The bottom plot shows samples from the Markov chain in black (with burn in samples removed). The theoretical curve for the Student’s-t with one degree of freedom is overlayed in red. We see that the states kept by the Metropolis sampler transition operator sample from values that follow the Student’s-t, even though the function $p(x)$ used in the transition operator was not a properly normalized probability distribution.

## Reversibility of the transition operator

It turns out that there is a theoretical constraint on the Markov chain the transition operator in order for it settle into a stationary distribution (i.e. a target distribution we care about). The constraint states that the probability of the transition $x^{(t)} \to x^{(t+1)}$ must be equal to the probability of the reverse transition $x^{(t+1)} \to x^{(t)}$. This reversibility property is often referred to as detailed balance. Using the Metropolis algorithm transition operator, reversibility is assured if the proposal distribution $q(x|x^{(t-1)})$ is symmetric. Such symmetric proposal distributions are the Normal, Cauchy, Student’s-t, and Uniform distributions.

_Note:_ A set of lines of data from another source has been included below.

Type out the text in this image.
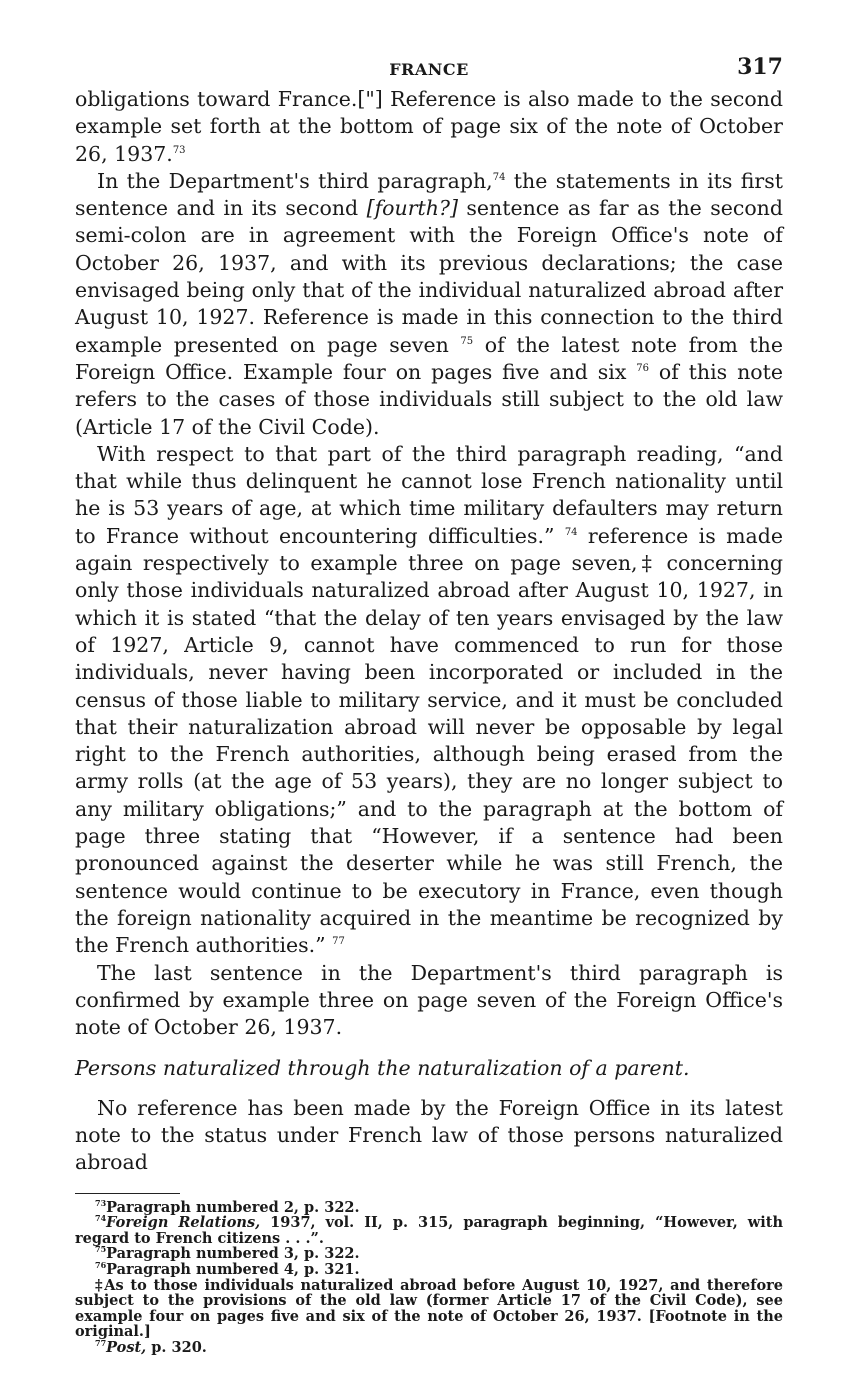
FRANCE	317

obligations toward France.["] Reference is also made to the second example set forth at the bottom of page six of the note of October 26, 1937.73

In the Department's third paragraph,$^{74}$ the statements in its first sentence and in its second [fourth?] sentence as far as the second semi-colon are in agreement with the Foreign Office's note of October 26, 1937, and with its previous declarations; the case envisaged being only that of the individual naturalized abroad after August 10, 1927. Reference is made in this connection to the third example presented on page seven $^{75}$ of the latest note from the Foreign Office. Example four on pages five and six $^{76}$ of this note refers to the cases of those individuals still subject to the old law (Article 17 of the Civil Code).

With respect to that part of the third paragraph reading, “and that while thus delinquent he cannot lose French nationality until he is 53 years of age, at which time military defaulters may return to France without encountering difficulties.” $^{74}$ reference is made again respectively to example three on page seven,‡ concerning only those individuals naturalized abroad after August 10, 1927, in which it is stated “that the delay of ten years envisaged by the law of 1927, Article 9, cannot have commenced to run for those individuals, never having been incorporated or included in the census of those liable to military service, and it must be concluded that their naturalization abroad will never be opposable by legal right to the French authorities, although being erased from the army rolls (at the age of 53 years), they are no longer subject to any military obligations;” and to the paragraph at the bottom of page three stating that “However, if a sentence had been pronounced against the deserter while he was still French, the sentence would continue to be executory in France, even though the foreign nationality acquired in the meantime be recognized by the French authorities.” $^{77}$

The last sentence in the Department's third paragraph is confirmed by example three on page seven of the Foreign Office's note of October 26, 1937.

Persons naturalized through the naturalization of a parent.

No reference has been made by the Foreign Office in its latest note to the status under French law of those persons naturalized abroad

$^{73}$Paragraph numbered 2, p. 322.

$^{74}$Foreign Relations, 1937, vol. II, p. 315, paragraph beginning, “However, with regard to French citizens . . .”.

$^{75}$Paragraph numbered 3, p. 322.

$^{76}$Paragraph numbered 4, p. 321.

‡As to those individuals naturalized abroad before August 10, 1927, and therefore subject to the provisions of the old law (former Article 17 of the Civil Code), see example four on pages five and six of the note of October 26, 1937. [Footnote in the original.]

$^{77}$Post, p. 320.
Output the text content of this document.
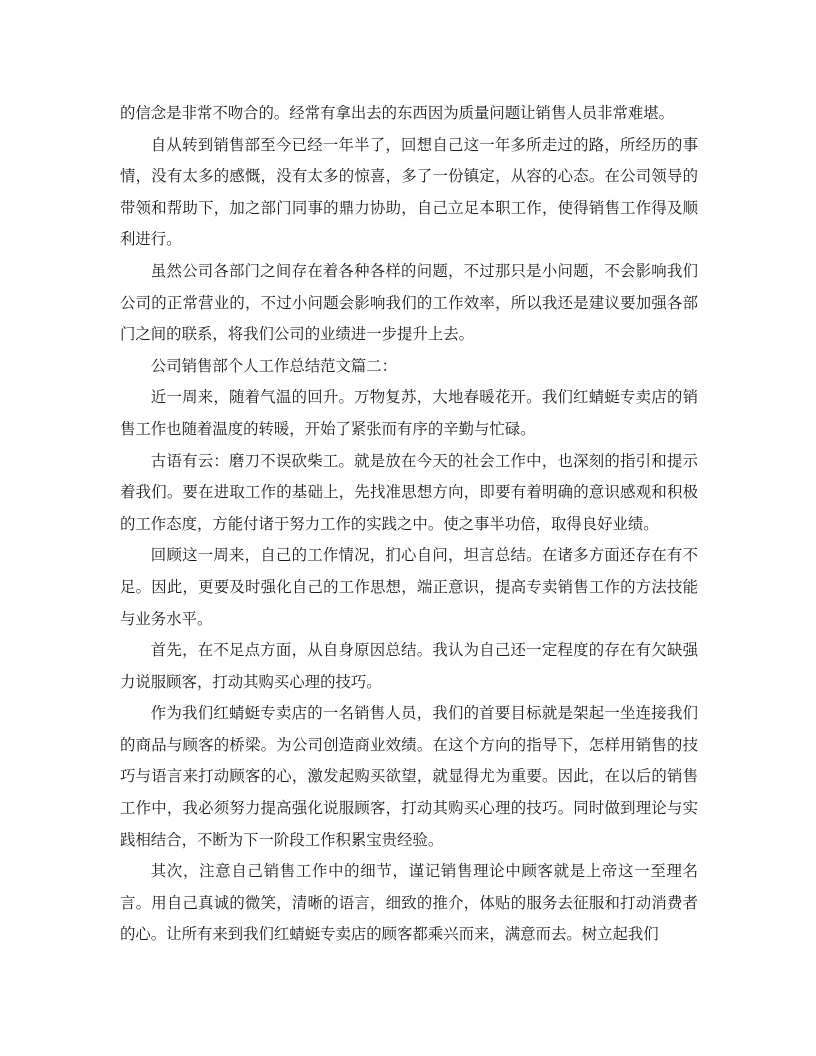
的信念是非常不吻合的。经常有拿出去的东西因为质量问题让销售人员非常难堪。

自从转到销售部至今已经一年半了，回想自己这一年多所走过的路，所经历的事情，没有太多的感慨，没有太多的惊喜，多了一份镇定，从容的心态。在公司领导的带领和帮助下，加之部门同事的鼎力协助，自己立足本职工作，使得销售工作得及顺利进行。

虽然公司各部门之间存在着各种各样的问题，不过那只是小问题，不会影响我们公司的正常营业的，不过小问题会影响我们的工作效率，所以我还是建议要加强各部门之间的联系，将我们公司的业绩进一步提升上去。

公司销售部个人工作总结范文篇二：

近一周来，随着气温的回升。万物复苏，大地春暖花开。我们红蜻蜓专卖店的销售工作也随着温度的转暖，开始了紧张而有序的辛勤与忙碌。

古语有云：磨刀不误砍柴工。就是放在今天的社会工作中，也深刻的指引和提示着我们。要在进取工作的基础上，先找准思想方向，即要有着明确的意识感观和积极的工作态度，方能付诸于努力工作的实践之中。使之事半功倍，取得良好业绩。

回顾这一周来，自己的工作情况，扪心自问，坦言总结。在诸多方面还存在有不足。因此，更要及时强化自己的工作思想，端正意识，提高专卖销售工作的方法技能与业务水平。

首先，在不足点方面，从自身原因总结。我认为自己还一定程度的存在有欠缺强力说服顾客，打动其购买心理的技巧。

作为我们红蜻蜓专卖店的一名销售人员，我们的首要目标就是架起一坐连接我们的商品与顾客的桥梁。为公司创造商业效绩。在这个方向的指导下，怎样用销售的技巧与语言来打动顾客的心，激发起购买欲望，就显得尤为重要。因此，在以后的销售工作中，我必须努力提高强化说服顾客，打动其购买心理的技巧。同时做到理论与实践相结合，不断为下一阶段工作积累宝贵经验。

其次，注意自己销售工作中的细节，谨记销售理论中顾客就是上帝这一至理名言。用自己真诚的微笑，清晰的语言，细致的推介，体贴的服务去征服和打动消费者的心。让所有来到我们红蜻蜓专卖店的顾客都乘兴而来，满意而去。树立起我们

However, using a symmetric proposal distribution may not be reasonable to adequately or efficiently sample all possible target distributions. For instance if a target distribution is bounded on the positive numbers $0 < x \leq \infty$, we would like to use a proposal distribution that has the same support, and will thus be assymetric. This is where the Metropolis-Hastings sampling algorithm comes in. We will discuss in a later post how the Metropolis-Hastings sampler uses a simple change to the calculation of the acceptance probability which allows us to use non-symmetric proposal distributions.